The Wedding Scandal
Mr. and Mrs. Hoover on their wedding day, photographed with Lou's parents and sister.
Presidential campaigns have changed tremendously over the last 70 years, but one aspect that continues to this day is the ritual unveiling of skeletons from the candidates' metaphorical closets. One example from early 1928 was the shocking revelation by the New York Sun that Mr. and Mrs. Hoover had been married by a Catholic priest. The fact, though not well known, was no secret, and the revelation was probably an attempt to mute the anti-Catholic sentiments aimed at the leading Democratic candidate, New York governor and Catholic, Alfred E. Smith.

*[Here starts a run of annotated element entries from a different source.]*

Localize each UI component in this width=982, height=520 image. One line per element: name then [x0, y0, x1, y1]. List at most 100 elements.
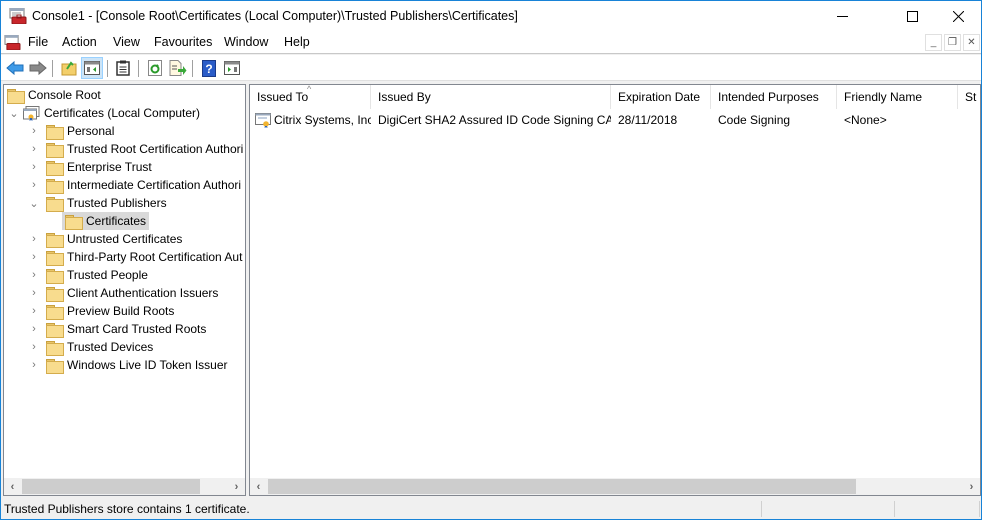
toolbar-separator	[52, 60, 53, 77]
table-row[interactable]: Citrix Systems, Inc. DigiCert SHA2 Assur…	[250, 110, 980, 130]
forward-arrow-icon	[29, 61, 47, 75]
tree-item-trusted-people[interactable]: › Trusted People	[28, 266, 148, 284]
chevron-right-icon[interactable]: ›	[28, 338, 40, 356]
column-status[interactable]: St	[958, 85, 980, 109]
folder-icon	[46, 250, 64, 266]
chevron-down-icon[interactable]: ⌄	[28, 194, 40, 212]
scrollbar-thumb[interactable]	[268, 479, 856, 494]
chevron-right-icon[interactable]: ›	[28, 320, 40, 338]
properties-button[interactable]	[112, 57, 134, 79]
up-one-level-button[interactable]	[58, 57, 80, 79]
tree-item-third-party-root-ca[interactable]: › Third-Party Root Certification Aut	[28, 248, 242, 266]
tree-item-personal[interactable]: › Personal	[28, 122, 114, 140]
tree-item-trusted-publishers[interactable]: ⌄ Trusted Publishers	[28, 194, 167, 212]
mmc-console-icon	[9, 8, 27, 24]
folder-icon	[46, 358, 64, 374]
folder-icon	[46, 196, 64, 212]
scroll-left-icon[interactable]: ‹	[4, 478, 21, 495]
tree-item-windows-live-id-token-issuer[interactable]: › Windows Live ID Token Issuer	[28, 356, 228, 374]
menu-favourites[interactable]: Favourites	[153, 35, 213, 49]
chevron-right-icon[interactable]: ›	[28, 284, 40, 302]
certificate-list-pane: Issued To ^ Issued By Expiration Date In…	[249, 84, 981, 496]
mdi-minimize-button[interactable]: _	[925, 34, 942, 51]
show-action-pane-button[interactable]	[221, 57, 243, 79]
tree-item-label: Smart Card Trusted Roots	[67, 322, 207, 336]
chevron-right-icon[interactable]: ›	[28, 356, 40, 374]
tree-item-console-root[interactable]: Console Root	[7, 86, 101, 104]
chevron-right-icon[interactable]: ›	[28, 122, 40, 140]
tree-item-label: Trusted People	[67, 268, 148, 282]
menu-help[interactable]: Help	[283, 35, 311, 49]
tree-item-label: Certificates	[86, 214, 147, 228]
menu-bar: File Action View Favourites Window Help	[1, 32, 981, 54]
maximize-button[interactable]	[889, 1, 935, 32]
tree-item-trusted-devices[interactable]: › Trusted Devices	[28, 338, 153, 356]
folder-icon	[46, 340, 64, 356]
tree-item-label: Third-Party Root Certification Aut	[67, 250, 243, 264]
tree-item-certificates-selected[interactable]: Certificates	[62, 212, 150, 230]
menu-file[interactable]: File	[27, 35, 49, 49]
mdi-restore-button[interactable]: ❐	[944, 34, 961, 51]
tree-item-preview-build-roots[interactable]: › Preview Build Roots	[28, 302, 174, 320]
chevron-right-icon[interactable]: ›	[28, 176, 40, 194]
scroll-left-icon[interactable]: ‹	[250, 478, 267, 495]
title-bar: Console1 - [Console Root\Certificates (L…	[1, 1, 981, 32]
status-separator	[761, 501, 762, 517]
tree-item-label: Certificates (Local Computer)	[44, 106, 201, 120]
column-issued-by[interactable]: Issued By	[371, 85, 611, 109]
status-bar: Trusted Publishers store contains 1 cert…	[1, 499, 981, 519]
refresh-button[interactable]	[144, 57, 166, 79]
tree-item-enterprise-trust[interactable]: › Enterprise Trust	[28, 158, 152, 176]
show-hide-console-tree-button[interactable]	[81, 57, 103, 79]
sort-ascending-icon: ^	[307, 85, 312, 94]
chevron-right-icon[interactable]: ›	[28, 140, 40, 158]
export-list-icon	[169, 60, 187, 76]
action-pane-icon	[224, 61, 240, 75]
tree-horizontal-scrollbar[interactable]: ‹ ›	[4, 478, 245, 495]
tree-item-untrusted-certificates[interactable]: › Untrusted Certificates	[28, 230, 182, 248]
column-issued-to[interactable]: Issued To ^	[250, 85, 371, 109]
chevron-right-icon[interactable]: ›	[28, 302, 40, 320]
chevron-right-icon[interactable]: ›	[28, 266, 40, 284]
column-intended-purposes[interactable]: Intended Purposes	[711, 85, 837, 109]
mdi-window-icon[interactable]	[4, 35, 21, 50]
export-list-button[interactable]	[167, 57, 189, 79]
menu-action[interactable]: Action	[61, 35, 98, 49]
tree-item-intermediate-ca[interactable]: › Intermediate Certification Authori	[28, 176, 241, 194]
tree-item-smart-card-trusted-roots[interactable]: › Smart Card Trusted Roots	[28, 320, 206, 338]
tree-item-trusted-root-ca[interactable]: › Trusted Root Certification Authori	[28, 140, 243, 158]
list-horizontal-scrollbar[interactable]: ‹ ›	[250, 478, 980, 495]
minimize-button[interactable]	[819, 1, 865, 32]
column-expiration-date[interactable]: Expiration Date	[611, 85, 711, 109]
folder-icon	[65, 214, 83, 230]
folder-icon	[7, 88, 25, 104]
tree-item-label: Console Root	[28, 88, 101, 102]
close-icon	[952, 11, 964, 22]
tree-item-label: Client Authentication Issuers	[67, 286, 219, 300]
tree-item-client-auth-issuers[interactable]: › Client Authentication Issuers	[28, 284, 218, 302]
chevron-right-icon[interactable]: ›	[28, 158, 40, 176]
refresh-icon	[148, 60, 162, 76]
list-header: Issued To ^ Issued By Expiration Date In…	[250, 85, 980, 109]
close-button[interactable]	[935, 1, 981, 32]
menu-view[interactable]: View	[112, 35, 141, 49]
tree-item-label: Untrusted Certificates	[67, 232, 183, 246]
scroll-right-icon[interactable]: ›	[963, 478, 980, 495]
scroll-right-icon[interactable]: ›	[228, 478, 245, 495]
console-tree-icon	[84, 61, 100, 75]
scrollbar-thumb[interactable]	[22, 479, 200, 494]
column-friendly-name[interactable]: Friendly Name	[837, 85, 958, 109]
back-arrow-icon	[6, 61, 24, 75]
toolbar-separator	[138, 60, 139, 77]
forward-button[interactable]	[27, 57, 49, 79]
chevron-down-icon[interactable]: ⌄	[8, 104, 20, 122]
help-button[interactable]: ?	[198, 57, 220, 79]
back-button[interactable]	[4, 57, 26, 79]
chevron-right-icon[interactable]: ›	[28, 230, 40, 248]
folder-icon	[46, 304, 64, 320]
menu-window[interactable]: Window	[223, 35, 269, 49]
mdi-close-button[interactable]: ✕	[963, 34, 980, 51]
mdi-minimize-icon: _	[930, 37, 937, 48]
tree-item-certificates-local-computer[interactable]: ⌄ Certificates (Local Computer)	[8, 104, 200, 122]
chevron-right-icon[interactable]: ›	[28, 248, 40, 266]
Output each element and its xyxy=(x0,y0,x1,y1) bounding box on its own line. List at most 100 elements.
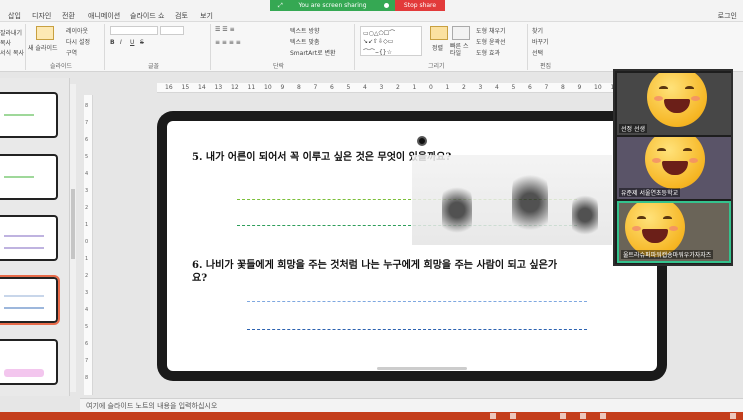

The basic fact, which was publicly confirmed by the Hoovers, was that they were married in the living room of Mrs. Hoover's parents' home on February 10, 1899 by Father Ramon Mestres, the local Catholic priest in Monterey, California, even though the bride was Episcopalian and the groom was a Quaker. Subsequent stories in numerous newspapers offered various explanations and further details, usually attributed to Father Mestres or relatives of the Hoovers. One aspect of particular concern to a number of newspapers around the country, if not to their readers, was whether the Hoovers' marriage was legal and valid. Another question was whether Father Mestres had permission from his bishop to perform the marriage, and various stories emerged describing how the Hoovers, or perhaps their friends or relatives, had appealed to the bishop in dramatic fashion for a special dispensation. Other reports, however, explained that the priest would not have needed permission to perform essentially a civil ceremony. Mrs. Hoover's correspondence files reveal that many of the reported details, and all of the supposed "first hand" accounts, were largely fabricated.
In a personal letter to Father Mestres, who still lived in Monterey at the time, Mrs. Hoover noted that "it was adopted as a policy by my husband to take no cognizance of any of the slanderous and otherwise inaccurate statements...all the weird accounts were either circulated as trouble makers by the 'opposition' or by overly enthusiastic supporters of my husband who were using their imaginations as a basis instead of ascertaining facts."
The whole issue came up again in 1930 when Father Mestres passed away, and new versions of the same stories emerged. Again the Hoovers ignored the press coverage, and the issue was soon forgotten. But Mrs. Hoover took the opportunity to write a lengthy personal account for the benefit of her family and friends, a copy of which can be found in her papers. It reveals the simple story that is much less exciting than the widely circulated rumors.
Mrs. Hoover described how her family had been acquainted with Father Mestres for many years, but that she best remembered him as the person who had organized a variety of sports and games in which she had participated as a child. When she and Mr. Hoover were planning their wedding, they intended to be married by Dr. William Thoburn, a Methodist minister and a professor at their alma mater, Stanford University, but Dr. Thoburn died of pneumonia just weeks before the wedding. Not being acquainted with any Protestant clergy in Monterey, the young couple appealed to the family friend, Father Mestres, to substitute, which he did without hesitation.
The only scandal, if it can be called one, was that the groom's brother, Theodore Hoover, forgot to arrange for a carriage to take the young couple to the train station, and they almost missed their train!
De Re Metallica, Translated
Before entering public service, Herbert Hoover was a successful and wealthy mining engineer. In fact, he and his wife, Lou Henry Hoover, both majored in geology at Stanford University. In 1905, Lou attempted to find an adequate English translation of the medieval mining treatise De Re Metallica by Georgius Agricola. Because classical Latin is not abundantly supplied with appropriate technical terms, and those which exist are not always clear, previous attempts at translation had proven inadequate. Lou decided to use her knowledge of Latin and geology, and Herbert's knowledge of mine engineering, to attempt an authoritative translation. They worked every spare hour on it from 1907 until 1912, and their translation included extensive introductory material, footnotes, and appendices.
Agricola had had to invent most of his Latin technical terms, and all the previous translators had butchered them. With extraordinary care, the Hoovers deciphered Agricola's intent. They undertook detailed studies of medieval Latin semantics and medieval units of measure. Herbert even did laboratory experiments to check Agricola's descriptions. In short, the Hoovers' annotations constituted the most comprehensive history of mining that had ever been written. The Hoovers won many accolades for their brilliant scholarship, including the first gold medal ever awarded by the Mining and Metallurgical Society of America.
The Hoovers' translation of "De Re Metallica" was republished in 1950 by Dover, and the paperback version is still in print.